«C'est la jungle!»En France voisine, les salariés en euros délogés par les frontaliers
ATS
1.10.2023 - 09:43
Un trois pièces à 1500 euros par mois, un 35 m2 pour 790 euros: ce sont des loyers parisiens prohibitifs qui s'affichent sur les vitrines des nombreuses agences immobilières de Saint-Julien-en-Genevois. Les salariés en euros peinent à se loger.
Keystone-SDA
01.10.2023, 09:43
01.10.2023, 09:55
ATS
Située à une dizaine de kilomètres de Genève, cette commune très résidentielle est un des points d'ancrage privilégié des frontaliers, qui travaillent en Suisse pour des salaires élevés avec un niveau d'imposition plus bas mais préfèrent habiter en France, pour bénéficier des prix immobiliers plus bas et conserver leur couverture sociale.
«Se loger ici n'est pas dans mes moyens», constate une jeune mère de famille qui travaille à la mairie de Saint-Julien. «J'ai un petit garçon et je suis enceinte, donc si je voulais me loger ici, il me faudrait un T3, à minimum 1250 euros». Comme beaucoup de ceux qui travaillent à Saint-Julien, cette fonctionnaire a été contrainte de se loger à plusieurs dizaines de kilomètres, dans la direction opposée de la Suisse.
Trois fois
«Être le plus 'proche douane', c'est ça qui fait que ça va être cher. Dès que vous allez sur les petites campagnes aux alentours, que vous vous éloignez, le prix baisse drastiquement», détaille Alec Froppier, un agent immobilier spécialisé dans le locatif chez Foncia. Et malgré ces prix, la demande ne tarit pas: «aujourd'hui j'ai neuf annonces pour 20 ou 30 demandes par jour», dit-il en montrant son écran.

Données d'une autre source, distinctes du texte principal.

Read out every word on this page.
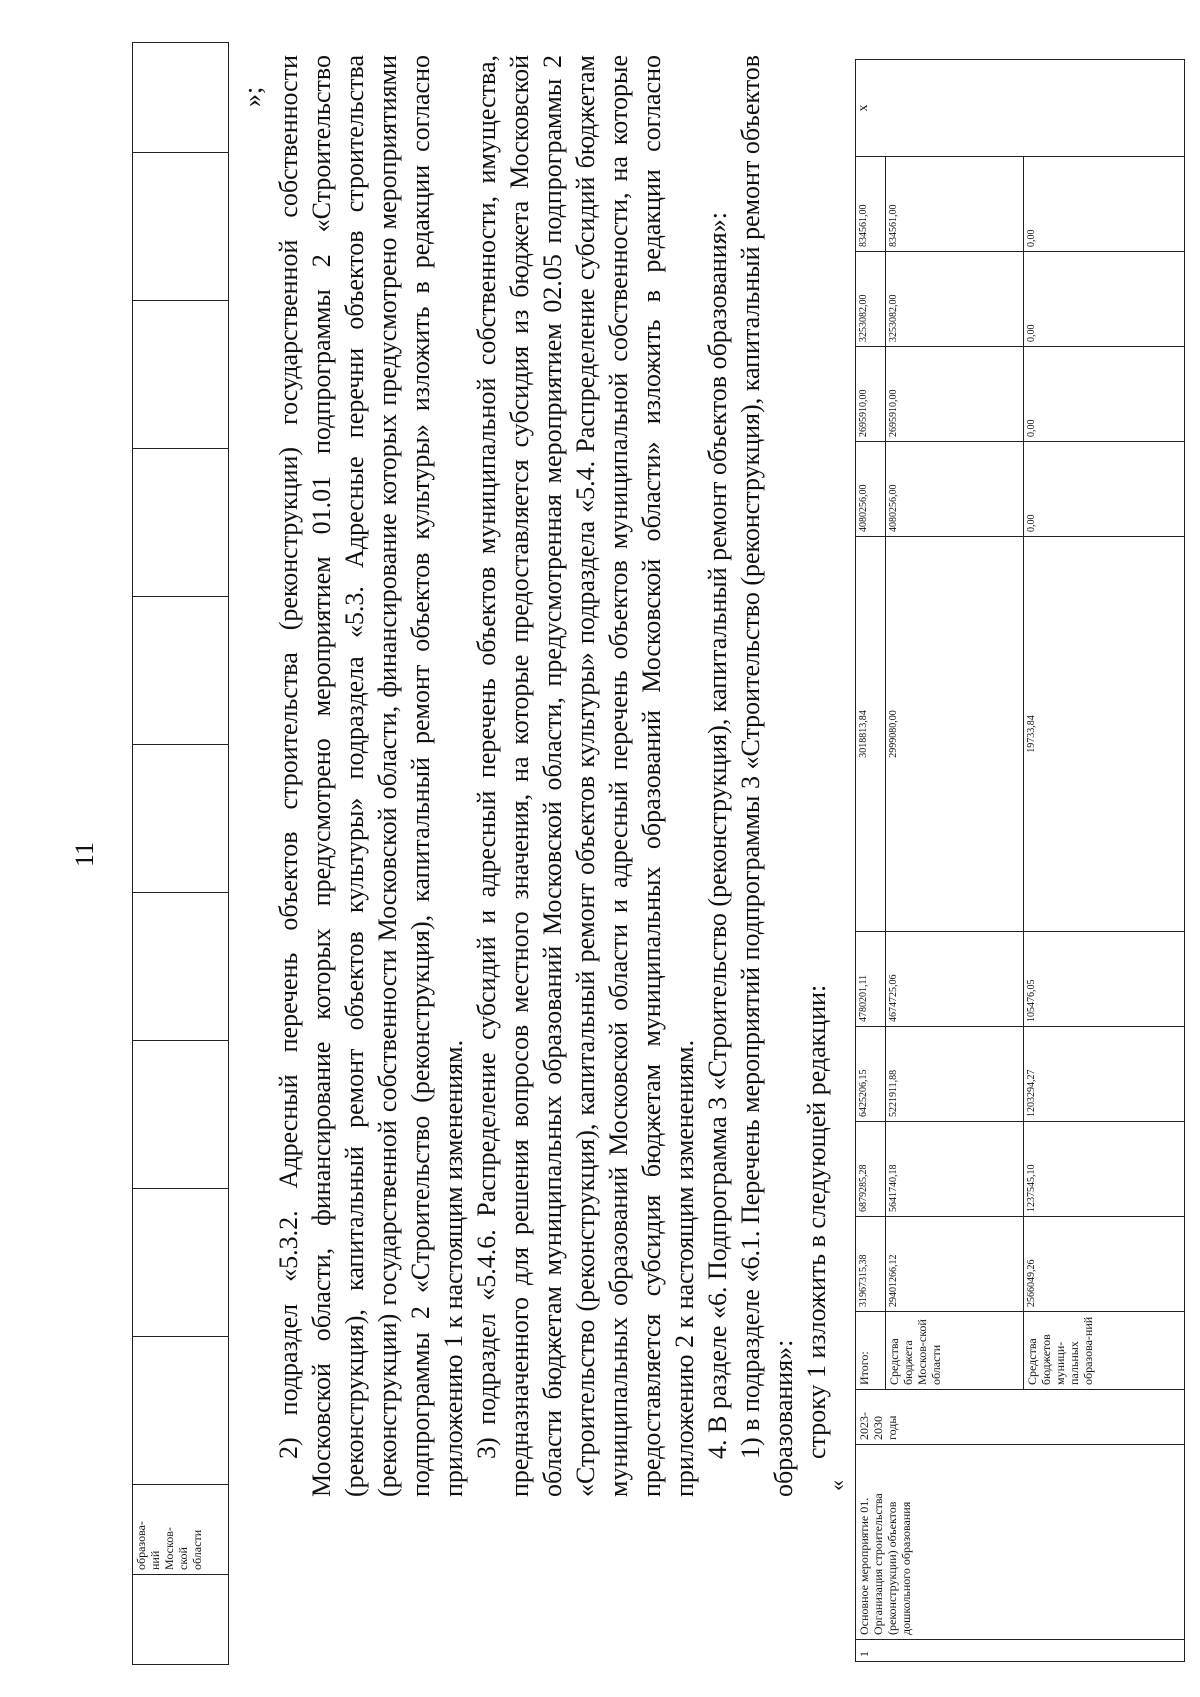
11
	образова-
ний
Москов-
ской
области										
»; 2) подраздел «5.3.2. Адресный перечень объектов строительства (реконструкции) государственной собственности Московской области, финансирование которых предусмотрено мероприятием 01.01 подпрограммы 2 «Строительство (реконструкция), капитальный ремонт объектов культуры» подраздела «5.3. Адресные перечни объектов строительства (реконструкции) государственной собственности Московской области, финансирование которых предусмотрено мероприятиями подпрограммы 2 «Строительство (реконструкция), капитальный ремонт объектов культуры» изложить в редакции согласно приложению 1 к настоящим изменениям. 3) подраздел «5.4.6. Распределение субсидий и адресный перечень объектов муниципальной собственности, имущества, предназначенного для решения вопросов местного значения, на которые предоставляется субсидия из бюджета Московской области бюджетам муниципальных образований Московской области, предусмотренная мероприятием 02.05 подпрограммы 2 «Строительство (реконструкция), капитальный ремонт объектов культуры» подраздела «5.4. Распределение субсидий бюджетам муниципальных образований Московской области и адресный перечень объектов муниципальной собственности, на которые предоставляется субсидия бюджетам муниципальных образований Московской области» изложить в редакции согласно приложению 2 к настоящим изменениям. 4. В разделе «6. Подпрограмма 3 «Строительство (реконструкция), капитальный ремонт объектов образования»: 1) в подразделе «6.1. Перечень мероприятий подпрограммы 3 «Строительство (реконструкция), капитальный ремонт объектов образования»: строку 1 изложить в следующей редакции:

«
1	Основное мероприятие 01. Организация строительства (реконструкции) объектов дошкольного образования	2023-2030 годы	Итого:	31967315,38	6879285,28	6425206,15	4780201,11	3018813,84	4080256,00	2695910,00	3253082,00	834561,00	х
			Средства бюджета Москов-ской области	29401266,12	5641740,18	5221911,88	4674725,06	2999080,00	4080256,00	2695910,00	3253082,00	834561,00	
			Средства бюджетов муници-пальных образова-ний	2566049,26	1237545,10	1203294,27	105476,05	19733,84	0,00	0,00	0,00	0,00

«Les agences réclament trois fois le loyer en salaire donc ça s'adresse directement à des frontaliers parce que quand vous êtes sur un loyer à 1000 euros, gagner 3000 euros en France...», soupire d'un air entendu Damien Poitout, commerçant à Saint-Julien. Les chiffres ont explosé avec la libre circulation devenue pleinement effective en 2014. En 2020, plus de 215'000 Français transfrontaliers vers la Suisse étaient recensés.
«C'est la jungle!»
Dotés d'un important pouvoir d'achat, ces «navetteurs» tirent les prix vers le haut, creusant l'écart avec les salariés en euros – le salaire minimum est à 4500 francs suisses (4654 euros) dans le canton de Genève.
Non loin de Saint-Julien, Annemasse a obtenu en 2021 la triste palme de quatrième ville la plus inégalitaire de France. Dans cette ancienne ville ouvrière, les 10% les plus riches gagnent plus de 5 fois plus que les 10% les plus pauvres, selon le rapport annuel de l'Observatoire des inégalités, en 2021.

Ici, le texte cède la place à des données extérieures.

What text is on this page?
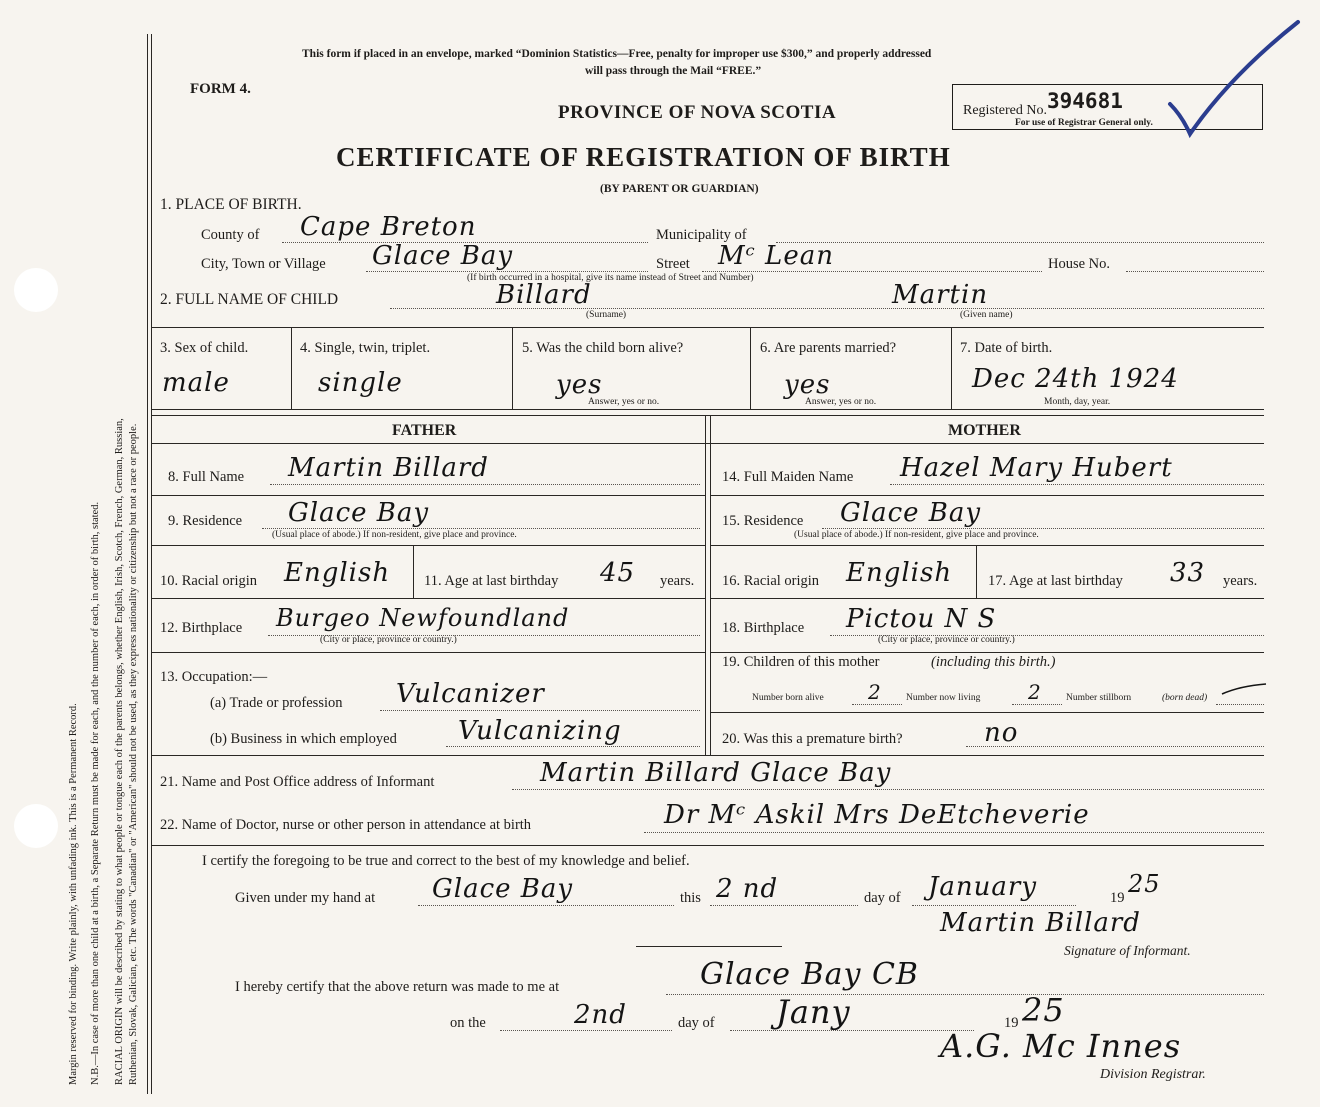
Margin reserved for binding. Write plainly, with unfading ink. This is a Permanent Record. N.B.—In case of more than one child at a birth, a Separate Return must be made for each, and the number of each, in order of birth, stated. RACIAL ORIGIN will be described by stating to what people or tongue each of the parents belongs, whether English, Irish, Scotch, French, German, Russian, Ruthenian, Slovak, Galician, etc. The words "Canadian" or "American" should not be used, as they express nationality or citizenship but not a race or people.
This form if placed in an envelope, marked “Dominion Statistics—Free, penalty for improper use $300,” and properly addressed
will pass through the Mail “FREE.”
FORM 4.
PROVINCE OF NOVA SCOTIA
CERTIFICATE OF REGISTRATION OF BIRTH
(BY PARENT OR GUARDIAN)
Registered No. 394681
For use of Registrar General only.
1. PLACE OF BIRTH.
County of Cape Breton	Municipality of
City, Town or Village Glace Bay	Street Mᶜ Lean	House No.
(If birth occurred in a hospital, give its name instead of Street and Number)
2. FULL NAME OF CHILD	Billard
(Surname)
Martin
(Given name)
3. Sex of child.
male
4. Single, twin, triplet.
single
5. Was the child born alive?
yes
Answer, yes or no.
6. Are parents married?
yes
Answer, yes or no.
7. Date of birth.
Dec 24th 1924
Month, day, year.
FATHER	MOTHER
8. Full Name Martin Billard
9. Residence Glace Bay
(Usual place of abode.) If non-resident, give place and province.
10. Racial origin English 11. Age at last birthday 45 years.
12. Birthplace Burgeo Newfoundland
(City or place, province or country.)
13. Occupation:—
(a) Trade or profession Vulcanizer
(b) Business in which employed Vulcanizing
14. Full Maiden Name Hazel Mary Hubert
15. Residence Glace Bay
(Usual place of abode.) If non-resident, give place and province.
16. Racial origin English 17. Age at last birthday 33 years.
18. Birthplace Pictou N S
(City or place, province or country.)
19. Children of this mother	(including this birth.)
Number born alive 2	Number now living 2	Number stillborn	(born dead)
20. Was this a premature birth?	no
21. Name and Post Office address of Informant	Martin Billard Glace Bay
22. Name of Doctor, nurse or other person in attendance at birth	Dr Mᶜ Askil Mrs DeEtcheverie
I certify the foregoing to be true and correct to the best of my knowledge and belief.
Given under my hand at Glace Bay	this 2 nd	day of January	19 25
Martin Billard
Signature of Informant.
I hereby certify that the above return was made to me at	Glace Bay CB
on the	2nd	day of Jany	19 25
A.G. Mc Innes
Division Registrar.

«Il y a des gens qui ont un emploi fixe, qui ont un salaire et qui vivent dans leur voiture», s'indigne Christian Dupessey, le maire PS de cette commune de 37'500 habitants.

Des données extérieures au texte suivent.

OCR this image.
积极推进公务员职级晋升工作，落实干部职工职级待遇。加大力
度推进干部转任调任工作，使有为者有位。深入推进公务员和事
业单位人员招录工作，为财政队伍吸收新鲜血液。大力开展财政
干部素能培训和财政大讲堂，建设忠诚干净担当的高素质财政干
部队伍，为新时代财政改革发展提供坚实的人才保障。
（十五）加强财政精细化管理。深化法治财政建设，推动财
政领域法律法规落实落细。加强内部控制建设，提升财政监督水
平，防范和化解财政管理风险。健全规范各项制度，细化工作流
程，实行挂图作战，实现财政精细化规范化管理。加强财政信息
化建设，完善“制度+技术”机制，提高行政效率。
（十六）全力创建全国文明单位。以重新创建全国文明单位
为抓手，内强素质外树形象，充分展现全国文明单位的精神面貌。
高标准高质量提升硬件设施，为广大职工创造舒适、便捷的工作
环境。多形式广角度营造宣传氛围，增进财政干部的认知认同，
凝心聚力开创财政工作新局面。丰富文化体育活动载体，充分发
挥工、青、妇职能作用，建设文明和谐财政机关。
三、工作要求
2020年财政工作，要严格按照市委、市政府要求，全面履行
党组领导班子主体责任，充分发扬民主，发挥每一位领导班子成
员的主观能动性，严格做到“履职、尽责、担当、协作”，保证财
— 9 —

En Haute-Savoie, le prix médian au m2 a augmenté de 30% en cinq ans, d'après un livre blanc impulsé par la maire de Saint-Julien-en-Genevois, Véronique Lecauchois. «C'est la jungle», reconnaît Samuel Bonhomme, consultant immobilier expert chez Foncia, à Saint-Julien où un T3 basique se loue minimum 1200 euros, mais peut atteindre plus de 1400 euros.